Produced in a facility that processes eggs, milk, fish, peanuts, sesame, shellfish, soy, tree nuts, and wheat.
1 unit
Roma Tomato
1 clove
Garlic
2 unit
Flatbreads
(Contains Wheat, Sesame)
2 ounce
Arugula
4 ounce
Roasted Red Pepper Hummus
½ cup
Mozzarella Cheese
(Contains Milk)
5 teaspoon
Balsamic Glaze
4 teaspoon
Olive Oil
Salt
Pepper
• Adjust rack to top position (top and middle positions for 4 servings) and preheat oven to 425 degrees. Wash and dry produce. • Dice tomato. Peel and mince garlic. • Place flatbreads on a baking sheet. (For 4, divide flatbreads between two sheets; toast on top and middle racks, swapping rack positions halfway through.) Brush each flatbread all over with a drizzle of olive oil. Toast on top rack until golden, 8-10 minutes.

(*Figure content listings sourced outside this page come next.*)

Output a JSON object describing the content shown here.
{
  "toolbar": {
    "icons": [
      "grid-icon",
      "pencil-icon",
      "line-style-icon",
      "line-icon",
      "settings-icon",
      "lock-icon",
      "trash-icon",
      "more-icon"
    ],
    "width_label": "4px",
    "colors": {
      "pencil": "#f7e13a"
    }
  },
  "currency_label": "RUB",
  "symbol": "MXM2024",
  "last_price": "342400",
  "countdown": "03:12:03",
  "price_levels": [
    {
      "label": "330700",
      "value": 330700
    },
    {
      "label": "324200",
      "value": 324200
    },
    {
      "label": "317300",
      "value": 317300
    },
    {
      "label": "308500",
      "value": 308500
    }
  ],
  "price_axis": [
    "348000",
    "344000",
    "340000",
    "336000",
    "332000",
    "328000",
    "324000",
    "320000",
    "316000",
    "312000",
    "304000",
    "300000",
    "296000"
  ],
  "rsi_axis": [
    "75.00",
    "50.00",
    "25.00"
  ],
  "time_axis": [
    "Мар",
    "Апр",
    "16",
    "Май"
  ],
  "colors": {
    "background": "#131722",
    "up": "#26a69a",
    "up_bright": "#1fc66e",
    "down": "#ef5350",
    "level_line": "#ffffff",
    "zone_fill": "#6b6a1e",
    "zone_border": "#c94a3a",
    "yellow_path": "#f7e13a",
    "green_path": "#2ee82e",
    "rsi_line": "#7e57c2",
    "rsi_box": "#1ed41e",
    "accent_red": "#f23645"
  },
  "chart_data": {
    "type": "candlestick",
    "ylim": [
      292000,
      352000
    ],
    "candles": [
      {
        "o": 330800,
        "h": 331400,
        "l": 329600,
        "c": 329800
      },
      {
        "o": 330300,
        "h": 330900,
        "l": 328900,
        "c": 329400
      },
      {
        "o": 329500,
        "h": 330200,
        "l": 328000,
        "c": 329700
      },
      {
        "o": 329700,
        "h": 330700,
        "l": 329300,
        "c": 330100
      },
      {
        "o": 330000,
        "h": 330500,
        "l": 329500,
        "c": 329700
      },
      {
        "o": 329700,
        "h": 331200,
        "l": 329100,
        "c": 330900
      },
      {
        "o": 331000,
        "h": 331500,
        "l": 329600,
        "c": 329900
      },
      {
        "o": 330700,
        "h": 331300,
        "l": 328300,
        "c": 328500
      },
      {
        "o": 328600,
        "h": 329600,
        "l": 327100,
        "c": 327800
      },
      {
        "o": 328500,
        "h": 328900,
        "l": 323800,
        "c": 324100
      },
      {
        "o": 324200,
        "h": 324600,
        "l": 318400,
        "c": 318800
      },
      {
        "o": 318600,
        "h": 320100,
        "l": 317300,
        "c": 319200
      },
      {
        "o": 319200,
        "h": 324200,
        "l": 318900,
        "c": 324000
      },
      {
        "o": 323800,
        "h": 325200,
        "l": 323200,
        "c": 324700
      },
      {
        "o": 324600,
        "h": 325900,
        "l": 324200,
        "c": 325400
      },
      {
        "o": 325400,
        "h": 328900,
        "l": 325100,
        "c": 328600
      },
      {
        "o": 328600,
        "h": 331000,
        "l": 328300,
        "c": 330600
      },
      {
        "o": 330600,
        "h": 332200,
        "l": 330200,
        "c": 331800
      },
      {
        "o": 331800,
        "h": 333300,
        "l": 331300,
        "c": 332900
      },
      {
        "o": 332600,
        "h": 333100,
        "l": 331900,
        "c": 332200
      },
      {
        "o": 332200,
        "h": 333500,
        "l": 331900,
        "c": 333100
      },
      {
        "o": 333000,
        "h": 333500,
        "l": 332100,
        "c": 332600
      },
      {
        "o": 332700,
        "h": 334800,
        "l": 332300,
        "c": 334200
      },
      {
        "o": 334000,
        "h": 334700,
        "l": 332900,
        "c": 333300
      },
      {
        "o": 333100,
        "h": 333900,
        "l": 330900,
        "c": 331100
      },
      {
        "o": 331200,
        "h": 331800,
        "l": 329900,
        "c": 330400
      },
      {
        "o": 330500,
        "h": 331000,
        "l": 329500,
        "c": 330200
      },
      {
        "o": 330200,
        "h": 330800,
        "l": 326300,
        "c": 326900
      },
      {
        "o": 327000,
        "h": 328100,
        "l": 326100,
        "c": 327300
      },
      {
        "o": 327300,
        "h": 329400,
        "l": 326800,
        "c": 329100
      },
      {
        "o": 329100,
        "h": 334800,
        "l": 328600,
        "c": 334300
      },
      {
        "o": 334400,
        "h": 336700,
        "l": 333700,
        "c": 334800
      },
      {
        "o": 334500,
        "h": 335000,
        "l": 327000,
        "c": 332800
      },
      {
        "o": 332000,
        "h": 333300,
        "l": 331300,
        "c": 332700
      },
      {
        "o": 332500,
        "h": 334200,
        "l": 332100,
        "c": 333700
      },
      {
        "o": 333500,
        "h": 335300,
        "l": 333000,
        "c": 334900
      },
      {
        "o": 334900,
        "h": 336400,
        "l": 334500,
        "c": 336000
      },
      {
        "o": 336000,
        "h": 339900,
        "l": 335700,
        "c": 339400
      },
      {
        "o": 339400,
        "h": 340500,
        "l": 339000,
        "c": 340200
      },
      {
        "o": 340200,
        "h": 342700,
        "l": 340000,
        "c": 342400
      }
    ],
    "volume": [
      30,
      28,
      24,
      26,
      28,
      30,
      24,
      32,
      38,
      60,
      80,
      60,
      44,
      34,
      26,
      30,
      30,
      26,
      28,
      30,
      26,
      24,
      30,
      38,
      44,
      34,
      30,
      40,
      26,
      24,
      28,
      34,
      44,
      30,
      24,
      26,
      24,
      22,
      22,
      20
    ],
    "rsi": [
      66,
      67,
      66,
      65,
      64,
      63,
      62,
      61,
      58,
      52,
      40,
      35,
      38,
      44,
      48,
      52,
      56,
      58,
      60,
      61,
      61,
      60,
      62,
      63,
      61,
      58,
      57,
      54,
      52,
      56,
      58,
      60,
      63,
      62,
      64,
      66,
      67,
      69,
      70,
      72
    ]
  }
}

• Meanwhile, combine tomato, garlic, and a drizzle of olive oil in a small bowl. Season with a pinch of salt and pepper. • In a medium bowl, toss arugula with a drizzle of olive oil and a pinch of salt and pepper.
• Heat broiler to high. Carefully spread toasted flatbreads with red pepper spread. Top with tomato and garlic. Broil until tomato and garlic are softened, 3-5 minutes. (For 4 servings, broil in batches.) • Remove flatbreads from oven. Carefully sprinkle with mozzarella. Broil until cheese melts, 1-2 minutes more. TIP: Watch carefully to avoid burning.
• Allow flatbreads to cool slightly, then slice each into quarters. Top with arugula and drizzle with balsamic glaze. Serve.